It’ll be several months before the average gadget-lover will get their hands on Google Glass but among software developers there’s already a gold-rush mood about the potential of the new wearable technology device made by the search giant.

So far only a few hundred developers and tech experts have worn the futuristic glasses, but at this month’s Google I/O annual developers’ conference in San Francisco, everyone wearing the $1,500 prototype had a permanent smile on their face.

A short time wearing the glasses explains the fascination: the wearer has access to all the information available on the internet without having to use a smartphone or computer to get it.

So far the glasses can be used to read and write emails, take photos, record short videos, provide navigation instructions and perform Google searches. At the conference, media companies, social networks like Twitter, Facebook and Tumblr, and app developers like Evernote showed plans to extend the functionality of the device.

For example the user could see breaking news from the New York Times or CNN, deciding which areas they are interesting in and filtering out the ones they do not want. Or digital notetaker Evernote could be used to prepare a shopping list on the computer which would then be sent to the glasses and displayed while in the store.

Whether the glasses with their built-in battery and modem look, cumbersome is subjective.

The plastic prism which projects the content to the user does not sit directly in front of the eyes, but rather at eyebrow level.

The displays appear amazingly sharp, much improved from the prototype shown a few years ago. Despite a low resolution by today’s standards of 640 x 360 pixels, the perceptual experience is like looking at a display with a screen diagonal of 63 centimetres from a distance of 2.5 metres.

Using the glasses takes a bit of getting used to.

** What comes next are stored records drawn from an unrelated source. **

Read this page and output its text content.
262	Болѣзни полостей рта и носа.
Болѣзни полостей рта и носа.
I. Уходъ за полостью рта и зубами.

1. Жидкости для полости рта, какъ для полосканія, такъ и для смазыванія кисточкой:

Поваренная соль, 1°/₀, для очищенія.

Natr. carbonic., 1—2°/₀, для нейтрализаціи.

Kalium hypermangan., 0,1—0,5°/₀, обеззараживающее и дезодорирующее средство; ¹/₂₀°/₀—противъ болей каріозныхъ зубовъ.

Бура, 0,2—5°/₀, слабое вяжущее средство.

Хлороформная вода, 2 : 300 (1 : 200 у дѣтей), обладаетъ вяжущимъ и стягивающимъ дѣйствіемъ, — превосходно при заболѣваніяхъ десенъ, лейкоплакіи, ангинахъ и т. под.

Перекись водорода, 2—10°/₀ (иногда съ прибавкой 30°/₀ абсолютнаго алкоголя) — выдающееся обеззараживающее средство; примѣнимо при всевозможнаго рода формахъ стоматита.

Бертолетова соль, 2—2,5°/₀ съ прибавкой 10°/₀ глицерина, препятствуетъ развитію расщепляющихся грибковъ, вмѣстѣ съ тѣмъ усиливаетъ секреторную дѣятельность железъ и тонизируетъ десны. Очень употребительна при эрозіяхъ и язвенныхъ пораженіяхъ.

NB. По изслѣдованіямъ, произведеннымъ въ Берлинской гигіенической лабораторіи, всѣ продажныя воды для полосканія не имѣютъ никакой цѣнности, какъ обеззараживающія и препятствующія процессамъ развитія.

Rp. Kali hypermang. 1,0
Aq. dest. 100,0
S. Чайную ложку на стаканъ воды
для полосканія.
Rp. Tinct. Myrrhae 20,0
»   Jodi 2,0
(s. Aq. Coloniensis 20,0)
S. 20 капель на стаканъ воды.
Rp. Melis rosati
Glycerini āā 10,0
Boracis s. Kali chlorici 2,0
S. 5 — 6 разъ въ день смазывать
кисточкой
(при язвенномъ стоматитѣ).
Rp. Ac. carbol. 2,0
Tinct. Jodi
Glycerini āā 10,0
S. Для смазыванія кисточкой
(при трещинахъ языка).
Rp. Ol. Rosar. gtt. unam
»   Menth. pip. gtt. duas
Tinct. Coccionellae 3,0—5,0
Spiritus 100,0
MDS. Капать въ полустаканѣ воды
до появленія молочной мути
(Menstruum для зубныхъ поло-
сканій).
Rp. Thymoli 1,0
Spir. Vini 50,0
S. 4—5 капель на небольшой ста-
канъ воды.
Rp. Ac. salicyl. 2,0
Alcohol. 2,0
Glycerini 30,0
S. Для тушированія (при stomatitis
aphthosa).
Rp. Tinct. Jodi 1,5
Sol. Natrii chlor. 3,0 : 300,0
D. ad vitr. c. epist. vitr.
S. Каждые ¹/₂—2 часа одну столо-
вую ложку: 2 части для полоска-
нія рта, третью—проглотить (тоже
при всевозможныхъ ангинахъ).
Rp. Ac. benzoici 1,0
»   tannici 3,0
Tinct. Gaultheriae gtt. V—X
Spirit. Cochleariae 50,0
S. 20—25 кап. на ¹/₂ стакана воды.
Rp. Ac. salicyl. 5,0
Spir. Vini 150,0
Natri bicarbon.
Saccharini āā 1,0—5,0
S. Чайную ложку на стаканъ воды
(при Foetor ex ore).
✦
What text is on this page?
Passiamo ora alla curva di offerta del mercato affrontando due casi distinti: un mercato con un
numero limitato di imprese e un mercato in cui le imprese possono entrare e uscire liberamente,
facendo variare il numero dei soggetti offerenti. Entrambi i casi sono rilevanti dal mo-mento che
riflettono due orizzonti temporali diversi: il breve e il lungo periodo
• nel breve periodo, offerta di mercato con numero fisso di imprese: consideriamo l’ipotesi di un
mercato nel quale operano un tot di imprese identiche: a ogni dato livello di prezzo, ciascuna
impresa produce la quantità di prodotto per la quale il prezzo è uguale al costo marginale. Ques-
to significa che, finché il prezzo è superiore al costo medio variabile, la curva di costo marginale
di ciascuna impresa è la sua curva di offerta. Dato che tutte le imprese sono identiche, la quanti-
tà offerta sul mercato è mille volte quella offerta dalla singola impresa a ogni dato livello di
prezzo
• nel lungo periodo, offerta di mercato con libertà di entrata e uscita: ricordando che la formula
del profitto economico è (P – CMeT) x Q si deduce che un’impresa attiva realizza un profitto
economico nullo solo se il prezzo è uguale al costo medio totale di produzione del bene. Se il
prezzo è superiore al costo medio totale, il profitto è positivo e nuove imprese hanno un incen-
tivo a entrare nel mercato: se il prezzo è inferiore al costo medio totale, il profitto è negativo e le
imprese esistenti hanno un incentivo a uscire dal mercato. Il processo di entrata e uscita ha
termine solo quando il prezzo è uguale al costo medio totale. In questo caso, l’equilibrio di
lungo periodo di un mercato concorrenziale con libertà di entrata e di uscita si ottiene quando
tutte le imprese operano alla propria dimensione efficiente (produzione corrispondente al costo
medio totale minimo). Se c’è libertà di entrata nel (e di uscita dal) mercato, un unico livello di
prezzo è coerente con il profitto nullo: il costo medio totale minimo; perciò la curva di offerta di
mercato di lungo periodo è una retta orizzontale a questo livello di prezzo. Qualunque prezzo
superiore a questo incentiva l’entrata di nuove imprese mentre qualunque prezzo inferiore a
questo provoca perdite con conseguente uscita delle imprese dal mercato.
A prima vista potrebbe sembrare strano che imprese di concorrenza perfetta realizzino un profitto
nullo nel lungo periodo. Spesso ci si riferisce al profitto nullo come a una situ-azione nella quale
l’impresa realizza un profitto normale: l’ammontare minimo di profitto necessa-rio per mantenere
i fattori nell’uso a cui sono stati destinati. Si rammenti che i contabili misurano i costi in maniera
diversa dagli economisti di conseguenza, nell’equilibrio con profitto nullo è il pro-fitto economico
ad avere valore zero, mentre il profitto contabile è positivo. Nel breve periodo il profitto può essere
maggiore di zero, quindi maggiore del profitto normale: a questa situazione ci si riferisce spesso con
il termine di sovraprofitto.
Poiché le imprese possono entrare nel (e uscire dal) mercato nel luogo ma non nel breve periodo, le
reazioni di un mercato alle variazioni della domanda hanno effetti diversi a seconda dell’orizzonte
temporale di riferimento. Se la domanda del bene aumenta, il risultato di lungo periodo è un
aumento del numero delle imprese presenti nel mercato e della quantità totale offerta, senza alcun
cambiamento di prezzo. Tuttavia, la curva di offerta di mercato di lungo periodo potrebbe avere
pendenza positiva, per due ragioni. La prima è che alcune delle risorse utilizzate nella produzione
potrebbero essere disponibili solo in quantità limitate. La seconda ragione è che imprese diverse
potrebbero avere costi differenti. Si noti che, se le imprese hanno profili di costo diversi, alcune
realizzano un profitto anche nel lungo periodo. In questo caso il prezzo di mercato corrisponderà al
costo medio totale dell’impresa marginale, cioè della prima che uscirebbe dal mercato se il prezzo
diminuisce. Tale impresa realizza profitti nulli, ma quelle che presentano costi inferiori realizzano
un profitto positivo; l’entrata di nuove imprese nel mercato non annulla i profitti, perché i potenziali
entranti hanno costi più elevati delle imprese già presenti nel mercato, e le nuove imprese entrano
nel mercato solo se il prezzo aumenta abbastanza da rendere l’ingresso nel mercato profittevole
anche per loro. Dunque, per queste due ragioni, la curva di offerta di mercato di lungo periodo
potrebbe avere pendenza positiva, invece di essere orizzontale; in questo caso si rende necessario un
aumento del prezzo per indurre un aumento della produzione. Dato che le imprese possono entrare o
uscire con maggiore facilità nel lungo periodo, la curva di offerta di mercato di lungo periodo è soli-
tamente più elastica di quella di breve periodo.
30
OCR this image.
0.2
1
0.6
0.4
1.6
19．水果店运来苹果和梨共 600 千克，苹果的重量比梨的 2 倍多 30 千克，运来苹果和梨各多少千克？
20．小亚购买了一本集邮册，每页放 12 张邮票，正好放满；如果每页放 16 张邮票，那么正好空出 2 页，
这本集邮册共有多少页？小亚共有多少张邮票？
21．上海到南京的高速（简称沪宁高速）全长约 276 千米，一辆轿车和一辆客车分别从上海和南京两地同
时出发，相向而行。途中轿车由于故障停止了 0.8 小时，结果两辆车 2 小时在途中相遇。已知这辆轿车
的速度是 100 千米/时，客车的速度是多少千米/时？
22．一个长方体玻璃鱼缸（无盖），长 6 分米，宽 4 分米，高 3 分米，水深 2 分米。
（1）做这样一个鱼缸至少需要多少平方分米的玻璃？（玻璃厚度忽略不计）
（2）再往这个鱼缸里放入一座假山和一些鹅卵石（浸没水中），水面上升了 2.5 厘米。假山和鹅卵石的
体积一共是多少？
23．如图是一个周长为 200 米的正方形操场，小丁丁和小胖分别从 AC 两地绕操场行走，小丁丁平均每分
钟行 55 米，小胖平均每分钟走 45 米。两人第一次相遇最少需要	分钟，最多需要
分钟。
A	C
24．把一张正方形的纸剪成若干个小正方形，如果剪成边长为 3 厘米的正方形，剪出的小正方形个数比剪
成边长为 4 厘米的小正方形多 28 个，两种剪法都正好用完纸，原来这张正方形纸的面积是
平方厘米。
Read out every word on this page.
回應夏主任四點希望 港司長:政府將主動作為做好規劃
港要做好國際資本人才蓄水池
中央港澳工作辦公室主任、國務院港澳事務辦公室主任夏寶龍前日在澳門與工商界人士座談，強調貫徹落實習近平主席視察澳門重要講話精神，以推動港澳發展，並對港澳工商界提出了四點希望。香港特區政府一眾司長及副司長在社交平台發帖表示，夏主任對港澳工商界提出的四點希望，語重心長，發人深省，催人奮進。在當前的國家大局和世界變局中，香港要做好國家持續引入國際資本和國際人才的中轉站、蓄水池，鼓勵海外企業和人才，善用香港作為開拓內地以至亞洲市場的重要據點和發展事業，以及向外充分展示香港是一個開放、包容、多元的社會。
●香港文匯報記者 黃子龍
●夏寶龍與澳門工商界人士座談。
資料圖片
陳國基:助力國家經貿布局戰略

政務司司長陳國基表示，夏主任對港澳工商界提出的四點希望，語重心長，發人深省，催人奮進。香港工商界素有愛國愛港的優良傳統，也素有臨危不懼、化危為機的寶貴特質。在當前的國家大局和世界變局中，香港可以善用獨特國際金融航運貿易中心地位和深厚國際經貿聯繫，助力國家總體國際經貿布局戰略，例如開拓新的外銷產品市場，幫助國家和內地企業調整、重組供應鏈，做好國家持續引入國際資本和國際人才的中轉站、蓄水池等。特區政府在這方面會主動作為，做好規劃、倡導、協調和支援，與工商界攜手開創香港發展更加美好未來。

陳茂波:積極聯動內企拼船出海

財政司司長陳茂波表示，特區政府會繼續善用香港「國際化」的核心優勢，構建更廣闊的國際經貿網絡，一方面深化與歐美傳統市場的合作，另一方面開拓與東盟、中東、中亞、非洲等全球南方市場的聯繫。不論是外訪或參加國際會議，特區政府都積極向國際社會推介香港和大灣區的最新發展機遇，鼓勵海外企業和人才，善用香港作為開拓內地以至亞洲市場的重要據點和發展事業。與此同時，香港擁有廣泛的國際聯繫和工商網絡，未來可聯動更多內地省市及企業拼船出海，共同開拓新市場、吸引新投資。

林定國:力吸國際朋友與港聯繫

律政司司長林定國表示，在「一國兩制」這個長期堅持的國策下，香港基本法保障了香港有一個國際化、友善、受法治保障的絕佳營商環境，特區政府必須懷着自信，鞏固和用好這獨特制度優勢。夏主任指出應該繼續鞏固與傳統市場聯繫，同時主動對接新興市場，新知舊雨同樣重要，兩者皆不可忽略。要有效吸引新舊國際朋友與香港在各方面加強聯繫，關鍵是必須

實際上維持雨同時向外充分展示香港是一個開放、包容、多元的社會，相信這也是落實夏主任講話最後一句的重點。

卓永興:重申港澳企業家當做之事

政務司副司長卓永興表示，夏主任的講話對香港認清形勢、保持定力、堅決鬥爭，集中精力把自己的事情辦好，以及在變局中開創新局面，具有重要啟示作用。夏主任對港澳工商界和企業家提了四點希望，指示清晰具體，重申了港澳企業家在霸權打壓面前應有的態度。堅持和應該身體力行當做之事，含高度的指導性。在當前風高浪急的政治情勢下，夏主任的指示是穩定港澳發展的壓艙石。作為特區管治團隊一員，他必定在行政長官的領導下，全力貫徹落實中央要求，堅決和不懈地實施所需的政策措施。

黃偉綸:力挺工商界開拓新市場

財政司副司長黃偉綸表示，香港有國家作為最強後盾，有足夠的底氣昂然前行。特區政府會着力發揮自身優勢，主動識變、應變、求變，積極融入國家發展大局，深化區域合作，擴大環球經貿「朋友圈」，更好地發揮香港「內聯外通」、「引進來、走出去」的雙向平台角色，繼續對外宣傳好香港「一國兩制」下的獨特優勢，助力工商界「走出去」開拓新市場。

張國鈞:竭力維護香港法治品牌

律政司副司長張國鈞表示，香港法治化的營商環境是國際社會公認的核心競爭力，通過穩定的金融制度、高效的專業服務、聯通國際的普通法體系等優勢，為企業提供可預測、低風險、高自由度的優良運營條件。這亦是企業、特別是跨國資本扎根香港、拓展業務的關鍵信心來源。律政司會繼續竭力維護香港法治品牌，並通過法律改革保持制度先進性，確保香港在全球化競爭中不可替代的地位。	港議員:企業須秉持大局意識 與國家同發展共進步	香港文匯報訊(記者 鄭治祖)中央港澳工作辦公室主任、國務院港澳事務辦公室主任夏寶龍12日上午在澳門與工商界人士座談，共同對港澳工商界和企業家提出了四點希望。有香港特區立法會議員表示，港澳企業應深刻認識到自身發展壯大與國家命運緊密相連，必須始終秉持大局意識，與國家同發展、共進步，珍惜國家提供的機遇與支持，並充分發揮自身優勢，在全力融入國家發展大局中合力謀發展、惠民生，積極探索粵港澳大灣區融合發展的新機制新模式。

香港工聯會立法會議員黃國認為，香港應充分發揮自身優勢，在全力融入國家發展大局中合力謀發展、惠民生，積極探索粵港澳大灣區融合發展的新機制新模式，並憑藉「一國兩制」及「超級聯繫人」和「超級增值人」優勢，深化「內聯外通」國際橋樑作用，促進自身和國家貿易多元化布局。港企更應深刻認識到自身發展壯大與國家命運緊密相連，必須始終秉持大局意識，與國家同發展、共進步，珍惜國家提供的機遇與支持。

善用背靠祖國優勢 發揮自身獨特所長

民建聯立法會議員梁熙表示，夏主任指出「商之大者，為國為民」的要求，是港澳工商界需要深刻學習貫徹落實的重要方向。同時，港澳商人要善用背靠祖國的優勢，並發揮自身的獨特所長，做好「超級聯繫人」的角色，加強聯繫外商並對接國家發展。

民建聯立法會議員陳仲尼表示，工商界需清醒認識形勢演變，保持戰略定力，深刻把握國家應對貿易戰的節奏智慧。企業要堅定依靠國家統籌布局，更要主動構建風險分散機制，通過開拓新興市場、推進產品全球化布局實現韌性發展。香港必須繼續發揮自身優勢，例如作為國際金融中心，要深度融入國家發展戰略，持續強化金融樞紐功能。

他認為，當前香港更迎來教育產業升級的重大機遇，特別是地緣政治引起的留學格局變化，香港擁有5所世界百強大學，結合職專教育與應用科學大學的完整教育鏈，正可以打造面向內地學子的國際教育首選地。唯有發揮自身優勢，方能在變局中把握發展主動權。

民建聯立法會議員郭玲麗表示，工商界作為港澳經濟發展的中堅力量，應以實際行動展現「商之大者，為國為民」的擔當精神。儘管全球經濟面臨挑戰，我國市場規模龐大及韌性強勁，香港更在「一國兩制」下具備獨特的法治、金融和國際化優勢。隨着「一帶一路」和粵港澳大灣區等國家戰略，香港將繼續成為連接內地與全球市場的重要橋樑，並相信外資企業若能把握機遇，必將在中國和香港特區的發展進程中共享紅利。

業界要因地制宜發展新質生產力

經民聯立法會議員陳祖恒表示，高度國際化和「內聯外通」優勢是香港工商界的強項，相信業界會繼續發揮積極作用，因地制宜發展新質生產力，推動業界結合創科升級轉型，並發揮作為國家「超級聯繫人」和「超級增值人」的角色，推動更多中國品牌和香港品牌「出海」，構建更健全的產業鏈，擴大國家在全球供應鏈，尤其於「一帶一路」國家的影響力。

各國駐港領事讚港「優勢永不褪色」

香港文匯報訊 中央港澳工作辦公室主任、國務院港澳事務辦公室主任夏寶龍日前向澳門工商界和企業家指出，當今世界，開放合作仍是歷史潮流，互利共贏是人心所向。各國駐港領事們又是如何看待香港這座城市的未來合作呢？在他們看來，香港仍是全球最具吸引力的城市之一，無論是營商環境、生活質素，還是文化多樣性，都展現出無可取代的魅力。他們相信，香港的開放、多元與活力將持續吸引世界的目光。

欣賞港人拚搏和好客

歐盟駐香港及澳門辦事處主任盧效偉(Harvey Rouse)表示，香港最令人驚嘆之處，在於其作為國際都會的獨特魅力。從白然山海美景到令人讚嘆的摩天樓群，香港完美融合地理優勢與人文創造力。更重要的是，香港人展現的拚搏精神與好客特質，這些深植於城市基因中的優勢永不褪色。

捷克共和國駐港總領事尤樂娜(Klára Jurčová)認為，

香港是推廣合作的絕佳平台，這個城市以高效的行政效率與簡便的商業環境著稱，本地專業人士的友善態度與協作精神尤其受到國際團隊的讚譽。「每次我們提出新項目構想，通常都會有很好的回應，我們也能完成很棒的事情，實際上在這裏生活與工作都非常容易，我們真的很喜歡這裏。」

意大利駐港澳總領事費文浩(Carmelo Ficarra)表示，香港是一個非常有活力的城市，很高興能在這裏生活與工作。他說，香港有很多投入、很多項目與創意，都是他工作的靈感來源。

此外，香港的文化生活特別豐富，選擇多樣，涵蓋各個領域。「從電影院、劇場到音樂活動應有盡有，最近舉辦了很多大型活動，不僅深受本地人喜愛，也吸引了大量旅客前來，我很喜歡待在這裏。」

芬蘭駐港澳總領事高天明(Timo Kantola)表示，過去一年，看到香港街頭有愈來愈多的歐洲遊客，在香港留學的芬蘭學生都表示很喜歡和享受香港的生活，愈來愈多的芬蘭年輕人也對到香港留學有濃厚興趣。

A nod awakes the Google Glass from sleep and one activates the camera by clicking a button on the frame. A finger swipe on the frame is used to navigate through the simple menu structure while information such as weather forecasts or directions is transmitted into the user’s ears.

To save power the glasses are set to quickly go back to sleep when not being used.

The nightmare vision of some privacy advocates that the devices will be videoing their environment around the clock is not going to come true with the current limited battery life. In its current incarnation, Google Glass can only record video of a few seconds’ duration.

Members of the US Congress have written to Google asking how the privacy of the people around a Glass wearer will be protected. They have also asked whether the device will have facial recognition software.

Most of the developers at the I/O conference were certain that the current technical shortcomings will soon be overcome. They expressed only moderate concern about privacy fears regarding the new device.

The victims of undesired photos or videos at the moment are most likely to be Google Glass wearers themselves, who are being photographed or filmed on the street without their permission by curious smartphone owners, it was said at the conference.

Developers in any case do not want to get left out of the gold rush, which has not broken out in California’s Silicon Valley alone.

Nobody wants to miss out on the next big thing — which could well be Google Glass.